The building is massive. I have learned there are 429 units in the Kennedy-Warren and that it was built in the 1930s. A fountain burbles in the center of the cul-de-sac, producing this tall column of water that falls onto itself and into the pool. The building is Art Deco, so the lines are long and the details are graphic (I’m not sure that’s a very good way to describe Art Deco but it’s true, anyhow.) The color of the stone is blonde and there are so many green trees all around the courtyard that I felt like I was in a garden.
“Woooooah” I said, and wandered in.
A doorman opened the door for me and I walked into this head-slappingly gorgeous lobby. The interior of the KW is a throwback: it’s a slice of the past, chrome and sea foam green, chandeliers and settees. Wood. A mezzanine. I was looking around, mouth open, and sort of floated to the front desk. I asked if there were units available in the building and the lady said, “Yes, I’ll call the leasing office.”

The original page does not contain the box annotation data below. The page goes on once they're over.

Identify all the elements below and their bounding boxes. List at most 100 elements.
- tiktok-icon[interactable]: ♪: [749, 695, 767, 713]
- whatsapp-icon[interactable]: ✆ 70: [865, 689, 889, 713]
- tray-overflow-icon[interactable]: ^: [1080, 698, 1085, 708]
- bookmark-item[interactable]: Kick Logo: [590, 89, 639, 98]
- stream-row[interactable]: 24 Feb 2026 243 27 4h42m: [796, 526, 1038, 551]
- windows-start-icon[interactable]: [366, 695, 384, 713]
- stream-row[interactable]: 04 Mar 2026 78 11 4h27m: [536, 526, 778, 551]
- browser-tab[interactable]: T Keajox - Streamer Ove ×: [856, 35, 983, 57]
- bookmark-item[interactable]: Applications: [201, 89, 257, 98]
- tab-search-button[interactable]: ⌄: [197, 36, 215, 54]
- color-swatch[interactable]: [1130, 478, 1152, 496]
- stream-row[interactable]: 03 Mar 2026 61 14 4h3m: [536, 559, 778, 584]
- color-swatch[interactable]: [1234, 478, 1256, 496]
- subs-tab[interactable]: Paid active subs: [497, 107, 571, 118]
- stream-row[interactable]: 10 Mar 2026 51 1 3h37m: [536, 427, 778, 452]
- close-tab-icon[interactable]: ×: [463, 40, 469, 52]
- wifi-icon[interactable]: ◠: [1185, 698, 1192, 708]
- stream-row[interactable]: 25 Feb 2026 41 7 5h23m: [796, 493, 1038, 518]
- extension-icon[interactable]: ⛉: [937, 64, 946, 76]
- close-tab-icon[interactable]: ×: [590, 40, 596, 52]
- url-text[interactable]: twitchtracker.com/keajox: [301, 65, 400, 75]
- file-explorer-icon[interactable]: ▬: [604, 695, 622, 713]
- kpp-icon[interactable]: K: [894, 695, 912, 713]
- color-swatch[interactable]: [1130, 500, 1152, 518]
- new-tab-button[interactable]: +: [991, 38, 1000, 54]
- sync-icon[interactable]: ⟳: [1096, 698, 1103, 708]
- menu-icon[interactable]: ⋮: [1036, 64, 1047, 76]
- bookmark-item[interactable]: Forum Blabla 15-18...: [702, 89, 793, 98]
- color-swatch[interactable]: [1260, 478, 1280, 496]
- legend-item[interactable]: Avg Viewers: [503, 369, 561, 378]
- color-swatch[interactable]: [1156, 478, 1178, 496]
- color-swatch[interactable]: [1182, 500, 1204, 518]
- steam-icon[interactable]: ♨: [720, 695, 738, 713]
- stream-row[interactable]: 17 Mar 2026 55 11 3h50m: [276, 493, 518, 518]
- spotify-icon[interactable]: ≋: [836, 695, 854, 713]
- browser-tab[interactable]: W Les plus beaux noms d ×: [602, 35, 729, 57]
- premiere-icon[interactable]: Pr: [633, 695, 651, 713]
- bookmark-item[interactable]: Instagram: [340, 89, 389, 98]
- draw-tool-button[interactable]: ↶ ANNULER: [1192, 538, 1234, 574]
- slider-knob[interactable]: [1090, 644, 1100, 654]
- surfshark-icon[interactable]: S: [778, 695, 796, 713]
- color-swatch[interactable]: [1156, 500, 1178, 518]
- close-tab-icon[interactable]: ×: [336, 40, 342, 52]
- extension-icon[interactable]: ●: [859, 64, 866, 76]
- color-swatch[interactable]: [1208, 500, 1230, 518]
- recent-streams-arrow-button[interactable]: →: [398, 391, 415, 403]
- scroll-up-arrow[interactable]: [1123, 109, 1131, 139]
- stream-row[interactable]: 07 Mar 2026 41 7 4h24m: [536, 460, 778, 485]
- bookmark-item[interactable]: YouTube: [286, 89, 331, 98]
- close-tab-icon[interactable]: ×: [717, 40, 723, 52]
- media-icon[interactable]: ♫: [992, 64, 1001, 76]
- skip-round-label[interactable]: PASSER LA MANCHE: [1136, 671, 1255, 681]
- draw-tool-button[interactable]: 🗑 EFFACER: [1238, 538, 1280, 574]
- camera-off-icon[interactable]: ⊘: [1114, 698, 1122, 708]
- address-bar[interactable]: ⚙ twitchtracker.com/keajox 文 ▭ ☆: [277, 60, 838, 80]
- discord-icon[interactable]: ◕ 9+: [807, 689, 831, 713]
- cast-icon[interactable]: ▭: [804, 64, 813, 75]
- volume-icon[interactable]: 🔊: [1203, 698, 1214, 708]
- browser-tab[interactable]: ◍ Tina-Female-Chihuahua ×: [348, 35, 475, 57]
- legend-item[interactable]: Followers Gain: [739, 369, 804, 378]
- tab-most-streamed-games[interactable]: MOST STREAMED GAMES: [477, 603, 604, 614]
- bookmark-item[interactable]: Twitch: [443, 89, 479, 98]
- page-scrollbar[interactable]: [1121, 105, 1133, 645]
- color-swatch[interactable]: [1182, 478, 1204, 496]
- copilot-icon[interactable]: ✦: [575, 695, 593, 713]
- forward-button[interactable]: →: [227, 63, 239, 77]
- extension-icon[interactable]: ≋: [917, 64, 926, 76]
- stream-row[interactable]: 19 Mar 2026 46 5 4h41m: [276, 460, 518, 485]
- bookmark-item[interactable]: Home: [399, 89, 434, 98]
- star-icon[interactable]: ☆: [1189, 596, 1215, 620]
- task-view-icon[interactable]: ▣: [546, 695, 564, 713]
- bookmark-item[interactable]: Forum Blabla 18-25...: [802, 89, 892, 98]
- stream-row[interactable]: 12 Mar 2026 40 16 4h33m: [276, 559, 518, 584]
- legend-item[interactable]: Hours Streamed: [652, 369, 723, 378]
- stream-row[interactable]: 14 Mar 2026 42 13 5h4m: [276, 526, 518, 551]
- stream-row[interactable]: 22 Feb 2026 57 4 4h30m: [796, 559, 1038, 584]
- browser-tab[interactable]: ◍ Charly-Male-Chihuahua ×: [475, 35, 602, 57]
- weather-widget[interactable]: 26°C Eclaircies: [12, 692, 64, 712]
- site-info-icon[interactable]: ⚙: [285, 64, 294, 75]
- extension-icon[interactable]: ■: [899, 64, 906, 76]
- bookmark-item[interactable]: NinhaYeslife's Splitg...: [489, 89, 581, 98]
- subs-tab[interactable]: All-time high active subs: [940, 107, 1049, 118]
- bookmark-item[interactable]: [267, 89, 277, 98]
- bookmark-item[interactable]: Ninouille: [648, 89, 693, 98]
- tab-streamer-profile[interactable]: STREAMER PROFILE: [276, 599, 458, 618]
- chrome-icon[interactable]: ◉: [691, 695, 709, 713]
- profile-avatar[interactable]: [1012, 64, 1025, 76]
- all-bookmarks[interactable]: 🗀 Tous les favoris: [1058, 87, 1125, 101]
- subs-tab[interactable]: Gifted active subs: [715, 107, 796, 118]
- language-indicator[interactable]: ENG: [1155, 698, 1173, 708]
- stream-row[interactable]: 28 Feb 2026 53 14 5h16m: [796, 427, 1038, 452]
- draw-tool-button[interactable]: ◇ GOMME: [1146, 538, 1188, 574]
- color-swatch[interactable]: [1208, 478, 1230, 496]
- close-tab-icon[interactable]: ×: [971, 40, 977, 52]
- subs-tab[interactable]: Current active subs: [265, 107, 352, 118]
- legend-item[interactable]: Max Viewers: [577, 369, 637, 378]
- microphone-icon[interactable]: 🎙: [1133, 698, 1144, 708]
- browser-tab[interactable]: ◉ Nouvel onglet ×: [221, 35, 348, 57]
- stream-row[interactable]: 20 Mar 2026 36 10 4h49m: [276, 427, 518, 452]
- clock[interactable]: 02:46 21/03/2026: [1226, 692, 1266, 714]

Fast forward. I go with the agent to see a one-bedroom. 800+ square feet and not as expensive as downtown. The floors are wood. I’d be on the 10th floor. The cabinets in the kitchen are all the original ones from the 1930s (repainted, clearly.) The building is immaculate. And as I mentioned in my last post, my windows look out over (and into, practically) the Klingle Valley below, which sits directly beside the building; it’s also close to the zoo, which is appropriate for me, I think. The leasing agent gal said that when she lived there, she could hear the bleating of the zebras when the wind was just right. Zebras, people. Zebras.
Oh, and the building has a bar in it. Yeah. A bar-lounge. And there’s a movie room where they play classic movies once a month. There’s a ballroom. And my favorite room so far is the South Lounge, which is decorated like your cool, bachelorette grandmother’s living room. There’s an Art Deco pool on the 11th floor. There’s a patio on the roof. And did I mention zebras are my neighbors?
I applied and was approved. There’s a month of free rent for new tenants, which is good. When I went the other day to turn in my deposit and my lease, I went to look at my unit again and I just stayed in that empty place for a little while. It was quiet and full of light and I knew I had made the right choice, at least for now.
Look, it’s another move. And it’s gonna cost money. I’m bringing my stuff from Chicago. It’s real, and it’s on. But my sister’s wedding comes before the move. That’s the focus now — the wedding is Memorial Day weekend, which is basically tomorrow — and at this point, after this year, I have the tiniest belief that things tend to work themselves out.